Although insurers may still be able to invest abroad within the limits imposed by the regulator, the uncertainty of the new restrictions and the threat of more capital controls in the future makes it difficult for them to plan for overseas expansion. This puts further pressure on the onshore market for long-dated instruments.

Lack of choice

While there are some long-dated debt instruments available on China’s market, including a few bonds that go out to 20 or even 30 years, the issuers are limited to quasi-sovereign entities such as China Development Bank and the Export-Import Bank of China.

“There is some long-dated paper available, but it is just not diversified enough, which means the insurers are not able to pick up enough of a credit spread compared to, for example, if they were to invest in the US dollar debt markets,” says the fixed-income asset manager.

Having a diversified portfolio of investments can help to improve insurers’ capital position under C-Ross. Good-quality corporate bonds – rated AA or above – are not available on the market beyond five years, unlike in Europe or the US, where it is relatively easy to get hold of highly rated corporate debt of 20 years or even longer, says the asset manager.

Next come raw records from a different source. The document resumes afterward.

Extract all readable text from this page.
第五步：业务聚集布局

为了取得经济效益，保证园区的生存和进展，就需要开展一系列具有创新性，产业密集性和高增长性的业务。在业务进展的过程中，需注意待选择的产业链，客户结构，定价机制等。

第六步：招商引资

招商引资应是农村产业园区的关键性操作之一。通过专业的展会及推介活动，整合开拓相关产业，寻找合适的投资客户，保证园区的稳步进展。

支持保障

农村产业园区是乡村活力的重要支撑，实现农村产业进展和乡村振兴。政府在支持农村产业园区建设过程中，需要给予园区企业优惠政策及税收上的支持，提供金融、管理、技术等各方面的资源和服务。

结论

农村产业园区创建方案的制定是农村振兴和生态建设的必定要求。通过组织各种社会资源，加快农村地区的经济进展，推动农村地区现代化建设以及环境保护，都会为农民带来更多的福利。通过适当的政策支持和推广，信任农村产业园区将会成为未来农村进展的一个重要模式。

Tan at S&P says that investing in lower-rated long-term corporate debt would expose insurers to a higher level of credit risk – something they are likely to want to avoid.

There is some long-dated paper available, but it is just not diversified enough, which means the insurers are not able to pick up enough of a credit spread
Head of fixed-income at a Hong Kong asset manager

The lack of diversity in the onshore bond market and challenges of investing offshore means many insurers are now probing alternative investments as a way of meeting ALM needs.

“If we only look at bonds, these aren’t sufficient right now, but we have started to look at property and other investments that can provide us with a longer horizon. There are some alternatives out there, but even here the choice is limited,” says the chief risk officer at the Chinese insurance company.

The Hong Kong-based fixed-income asset manager says the insurance regulator has been actively encouraging insurers to invest in infrastructure as a way of resolving the duration mismatch they are presently facing.

Hidden dangers

But there could be hidden dangers in investing in alternative assets such as infrastructure, warns Tan at S&P. “Many of these alternative investments come in the form of debt schemes, wealth management products and trust funds. The challenge of these investments is they might expose companies to additional levels of market and credit risk, which can be tricky. There is also the danger of shadow banking,” she says.

Property investments also tend to be less liquid than tapping the bond markets, although the fixed-income asset manager says this shouldn’t be too much of a problem as long as life insurers make sure they have a sufficient supply of bonds they can sell to offset any liquidity risk from their property investments.

Bonny Fu, a partner in the actuarial and insurance advisory department at EY, says that while conditions imposed by CIRC are pushing insurers towards more traditional protection business, they are going to have to take a careful look at how they balance their product offerings with what is possible under their ALM strategy.

“When insurers sell long-term business that targets a higher new business margin, they should control the length of their liabilities to avoid the penalisation of the very high interest rate risk capital charge due to asset and liability duration mismatch,” says Fu.